Patio, Pergola, Verandah – How Are They Different?

You invite some friends over for tea. It’s a glorious day outside, but you don’t have an outdoor area to sit in so you gather together indoors. “I’ve got to install a patio!” you say as you look longingly outside. “Oh, I think a pergola would be better,” one friend says. “Maybe,” says another, “but I think a verandah solution would suit you better.” You smile, nod and quickly change the subject. “Patio, pergola, verandah solution – what’s the difference?” you ask yourself. Here’s what you need to know.

What is a Patio?

The word “patio” is a Spanish word that originally referred to a roofless inner courtyard. Over time, the word was adopted to English and used to describe an gathering area at the back of the house just outside the back door. A patio is usually paved and may or may not have a roof or even walls. In some countries like Australia, a patio is often considered as much of a necessity as a bedroom or kitchen and some patios today even include fully equipped kitchens and dining areas. Most homeowners in the said country would use the modernistic materials from Stratco which in NZ is supplied by Auckland Pergolas Patios Carports.

Image courtesy of Igor Starkov at pexels.com

What is a Pergola?

“Pergola” is an Italian word that originally meant an outdoor structure designed to support climbing plants. Roof beams and rafters gave the plants something to cling to and over time, the pergola became a naturally shaded outdoor area. Pergolas were originally largely ornamental and freestanding, but could also be attached to the house. Like the patio, the meaning of the word was adopted in English speaking countries and its meaning expanded to include a variety of structures.

Today’s pergolas often have metal, thatch, polycarbonate or other types of roofs and can be either attached to the home or detached. Such can be acquired from suppliers and installers like Auckland Pergolas Patios Carports. Detached pergolas can be square, rectangular, hexagonal, octagonal or even circular.

If a pergola is attached to the house and has a roof, what’s the difference between a pergola and a patio? It’s a good question. The difference usually lies in aesthetics and purpose. A patio has come to be seen as an extension of the home. A pergola, on the other hand, is most often designed to be an integral part of the garden.

What is a Verandah Solution?

The word “verandah” comes from India via the Middle East and literally means “a place that leads outdoors.” Unlike a patio, which is usually spacious enough for a table and chairs, a verandah solution is a long, narrow structure. Verandah solution came into vogue early in the history and form an important element of our style of home. One of the nest setup can be fixed by Auckland Pergolas Patios Carports. They have never gone out of vogue, either. Thousands of contemporary homes have front verandah solutions for relaxing with a cuppa and patios in the backyard for privacy and entertaining.

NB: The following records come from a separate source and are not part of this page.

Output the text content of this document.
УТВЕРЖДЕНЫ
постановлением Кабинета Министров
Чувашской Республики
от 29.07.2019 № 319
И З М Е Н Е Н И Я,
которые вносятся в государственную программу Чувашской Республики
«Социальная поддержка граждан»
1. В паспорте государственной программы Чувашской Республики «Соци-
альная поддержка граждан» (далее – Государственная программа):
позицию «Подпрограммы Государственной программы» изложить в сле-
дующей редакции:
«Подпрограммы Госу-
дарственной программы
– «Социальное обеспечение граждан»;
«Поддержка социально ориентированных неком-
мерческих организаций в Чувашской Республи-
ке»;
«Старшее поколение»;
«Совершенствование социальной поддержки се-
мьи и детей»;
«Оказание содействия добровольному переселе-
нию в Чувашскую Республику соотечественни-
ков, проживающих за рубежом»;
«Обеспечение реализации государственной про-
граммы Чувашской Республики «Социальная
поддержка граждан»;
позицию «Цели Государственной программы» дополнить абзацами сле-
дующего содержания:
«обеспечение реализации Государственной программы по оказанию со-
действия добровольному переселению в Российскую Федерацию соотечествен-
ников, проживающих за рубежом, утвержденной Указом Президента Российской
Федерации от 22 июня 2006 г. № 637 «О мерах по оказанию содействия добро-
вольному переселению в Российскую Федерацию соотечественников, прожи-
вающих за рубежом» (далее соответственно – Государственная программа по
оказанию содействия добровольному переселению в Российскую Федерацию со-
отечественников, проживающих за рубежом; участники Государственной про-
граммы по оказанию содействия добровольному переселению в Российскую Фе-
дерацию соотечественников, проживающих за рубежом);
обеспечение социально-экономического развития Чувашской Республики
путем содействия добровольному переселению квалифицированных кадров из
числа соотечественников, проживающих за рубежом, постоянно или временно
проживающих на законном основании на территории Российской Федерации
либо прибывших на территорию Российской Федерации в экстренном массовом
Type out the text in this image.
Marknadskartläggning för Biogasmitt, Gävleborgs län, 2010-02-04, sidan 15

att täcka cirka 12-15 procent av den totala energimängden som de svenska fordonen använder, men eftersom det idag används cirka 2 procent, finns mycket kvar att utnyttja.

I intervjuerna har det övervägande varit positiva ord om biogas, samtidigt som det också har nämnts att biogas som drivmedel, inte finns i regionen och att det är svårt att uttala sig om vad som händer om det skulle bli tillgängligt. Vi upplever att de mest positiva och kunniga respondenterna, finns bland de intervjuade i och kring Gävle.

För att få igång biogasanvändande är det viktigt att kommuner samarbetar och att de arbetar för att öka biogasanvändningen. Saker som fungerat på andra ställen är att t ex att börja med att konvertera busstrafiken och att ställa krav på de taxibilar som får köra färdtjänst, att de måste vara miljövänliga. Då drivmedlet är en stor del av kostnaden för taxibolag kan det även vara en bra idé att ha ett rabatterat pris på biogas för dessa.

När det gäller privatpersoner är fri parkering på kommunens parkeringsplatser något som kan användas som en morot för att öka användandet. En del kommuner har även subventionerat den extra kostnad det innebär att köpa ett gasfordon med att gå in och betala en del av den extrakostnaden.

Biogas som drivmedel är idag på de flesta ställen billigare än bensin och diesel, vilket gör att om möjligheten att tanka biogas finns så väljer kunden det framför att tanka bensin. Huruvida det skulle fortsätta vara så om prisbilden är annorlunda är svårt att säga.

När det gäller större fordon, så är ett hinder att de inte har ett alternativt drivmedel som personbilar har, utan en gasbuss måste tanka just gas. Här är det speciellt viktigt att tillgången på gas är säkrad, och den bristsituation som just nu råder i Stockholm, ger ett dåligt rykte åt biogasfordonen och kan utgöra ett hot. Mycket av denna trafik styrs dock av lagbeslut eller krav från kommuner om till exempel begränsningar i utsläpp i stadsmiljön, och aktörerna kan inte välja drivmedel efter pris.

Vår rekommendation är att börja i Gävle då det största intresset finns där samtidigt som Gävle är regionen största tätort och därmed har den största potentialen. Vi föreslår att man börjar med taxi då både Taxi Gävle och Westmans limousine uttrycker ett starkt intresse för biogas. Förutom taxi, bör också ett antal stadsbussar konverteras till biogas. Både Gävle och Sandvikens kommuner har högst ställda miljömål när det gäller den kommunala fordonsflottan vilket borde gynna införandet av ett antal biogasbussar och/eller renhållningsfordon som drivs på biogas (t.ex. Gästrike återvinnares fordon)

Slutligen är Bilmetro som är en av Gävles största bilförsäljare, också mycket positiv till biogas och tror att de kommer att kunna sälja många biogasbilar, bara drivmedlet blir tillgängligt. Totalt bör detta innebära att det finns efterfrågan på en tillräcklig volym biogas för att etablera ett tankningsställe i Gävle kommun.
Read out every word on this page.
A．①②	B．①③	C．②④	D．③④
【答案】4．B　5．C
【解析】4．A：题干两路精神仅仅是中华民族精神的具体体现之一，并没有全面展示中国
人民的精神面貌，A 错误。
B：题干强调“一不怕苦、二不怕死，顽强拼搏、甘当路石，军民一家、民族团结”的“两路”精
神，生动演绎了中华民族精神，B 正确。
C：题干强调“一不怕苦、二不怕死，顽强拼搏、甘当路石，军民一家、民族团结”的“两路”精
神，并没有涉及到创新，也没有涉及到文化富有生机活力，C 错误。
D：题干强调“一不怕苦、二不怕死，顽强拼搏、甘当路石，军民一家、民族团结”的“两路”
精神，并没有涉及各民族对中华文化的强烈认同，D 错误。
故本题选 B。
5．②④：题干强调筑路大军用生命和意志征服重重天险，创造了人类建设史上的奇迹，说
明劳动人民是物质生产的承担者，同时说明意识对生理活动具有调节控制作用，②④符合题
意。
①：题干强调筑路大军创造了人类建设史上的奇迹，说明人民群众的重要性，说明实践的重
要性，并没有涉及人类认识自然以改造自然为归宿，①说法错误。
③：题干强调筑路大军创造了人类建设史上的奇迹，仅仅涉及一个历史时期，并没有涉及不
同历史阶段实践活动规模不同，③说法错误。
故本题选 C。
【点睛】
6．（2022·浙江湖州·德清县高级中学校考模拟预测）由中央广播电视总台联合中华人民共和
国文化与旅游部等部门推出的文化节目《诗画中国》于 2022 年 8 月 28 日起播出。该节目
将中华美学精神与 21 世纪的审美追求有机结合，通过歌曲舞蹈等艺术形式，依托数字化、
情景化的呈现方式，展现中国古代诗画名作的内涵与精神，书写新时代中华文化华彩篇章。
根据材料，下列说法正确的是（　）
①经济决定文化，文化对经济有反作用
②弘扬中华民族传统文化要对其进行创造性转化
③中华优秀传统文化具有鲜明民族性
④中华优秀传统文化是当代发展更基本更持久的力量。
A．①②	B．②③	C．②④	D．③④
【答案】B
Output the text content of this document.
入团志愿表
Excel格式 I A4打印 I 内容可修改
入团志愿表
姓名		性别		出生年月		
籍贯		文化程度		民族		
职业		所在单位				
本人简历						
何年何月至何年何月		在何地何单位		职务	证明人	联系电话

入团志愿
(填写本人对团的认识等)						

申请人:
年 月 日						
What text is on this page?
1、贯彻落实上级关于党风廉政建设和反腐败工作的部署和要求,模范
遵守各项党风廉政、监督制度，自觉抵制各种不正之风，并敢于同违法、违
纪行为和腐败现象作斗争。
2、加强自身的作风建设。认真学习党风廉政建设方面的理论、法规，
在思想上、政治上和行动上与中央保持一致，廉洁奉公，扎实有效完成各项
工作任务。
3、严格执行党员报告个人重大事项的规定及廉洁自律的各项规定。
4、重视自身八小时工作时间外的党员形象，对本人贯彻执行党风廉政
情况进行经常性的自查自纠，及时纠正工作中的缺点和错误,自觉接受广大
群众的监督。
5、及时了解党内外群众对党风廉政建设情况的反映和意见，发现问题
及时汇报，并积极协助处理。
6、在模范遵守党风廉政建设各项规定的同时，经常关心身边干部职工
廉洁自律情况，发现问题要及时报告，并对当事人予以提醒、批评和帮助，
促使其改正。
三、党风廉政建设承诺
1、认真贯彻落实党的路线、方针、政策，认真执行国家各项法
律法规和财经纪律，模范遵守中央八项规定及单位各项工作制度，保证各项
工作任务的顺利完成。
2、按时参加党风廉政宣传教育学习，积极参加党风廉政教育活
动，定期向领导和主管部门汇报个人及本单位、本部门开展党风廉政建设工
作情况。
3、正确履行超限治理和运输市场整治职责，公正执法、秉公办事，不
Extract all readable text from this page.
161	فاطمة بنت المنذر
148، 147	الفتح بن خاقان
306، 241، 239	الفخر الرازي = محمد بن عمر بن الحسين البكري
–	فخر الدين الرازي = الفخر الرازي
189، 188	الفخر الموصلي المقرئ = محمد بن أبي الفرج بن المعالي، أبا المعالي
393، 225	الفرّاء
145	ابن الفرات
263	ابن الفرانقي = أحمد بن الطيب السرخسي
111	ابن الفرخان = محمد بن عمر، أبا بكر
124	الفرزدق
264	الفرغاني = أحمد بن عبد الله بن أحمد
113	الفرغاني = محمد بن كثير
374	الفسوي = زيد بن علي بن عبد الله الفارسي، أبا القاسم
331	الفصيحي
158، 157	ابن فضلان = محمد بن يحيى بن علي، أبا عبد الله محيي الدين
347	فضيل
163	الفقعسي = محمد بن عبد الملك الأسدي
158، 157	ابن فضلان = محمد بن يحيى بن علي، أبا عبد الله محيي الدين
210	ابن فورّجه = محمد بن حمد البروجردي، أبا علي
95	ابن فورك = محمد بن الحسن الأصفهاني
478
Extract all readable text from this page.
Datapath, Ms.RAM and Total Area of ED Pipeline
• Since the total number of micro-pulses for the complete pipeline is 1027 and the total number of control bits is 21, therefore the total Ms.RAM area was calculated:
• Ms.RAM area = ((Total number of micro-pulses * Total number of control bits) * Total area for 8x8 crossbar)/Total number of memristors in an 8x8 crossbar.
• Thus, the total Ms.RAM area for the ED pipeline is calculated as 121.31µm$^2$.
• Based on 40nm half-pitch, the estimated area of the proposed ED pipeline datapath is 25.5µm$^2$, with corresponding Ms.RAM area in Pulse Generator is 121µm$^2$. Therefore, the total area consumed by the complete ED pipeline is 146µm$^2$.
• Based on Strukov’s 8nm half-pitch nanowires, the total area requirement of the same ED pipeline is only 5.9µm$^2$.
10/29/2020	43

Image courtesy of Gargi Bhuyan at freeimages.com

Patio, Pergola or Verandah Solutions — What’s it Going to Be?

Your friends have gone home and after reading this article, you now know the difference between a patio, a pergola and a verandah solution. Which one is it going to be? Patios and pergolas can make ideal places to entertain, whilst verandahs are usually designed for comfortable seating in a single row. We tend to build patios or attached pergolas because of the convenience of having them just outside the house, but a detached pergola can be a wonderful area to relax or entertain in a quiet area away from the house.

Whichever among the three will suit you best, the Auckland Pergolas Patios Carports can provide them for you.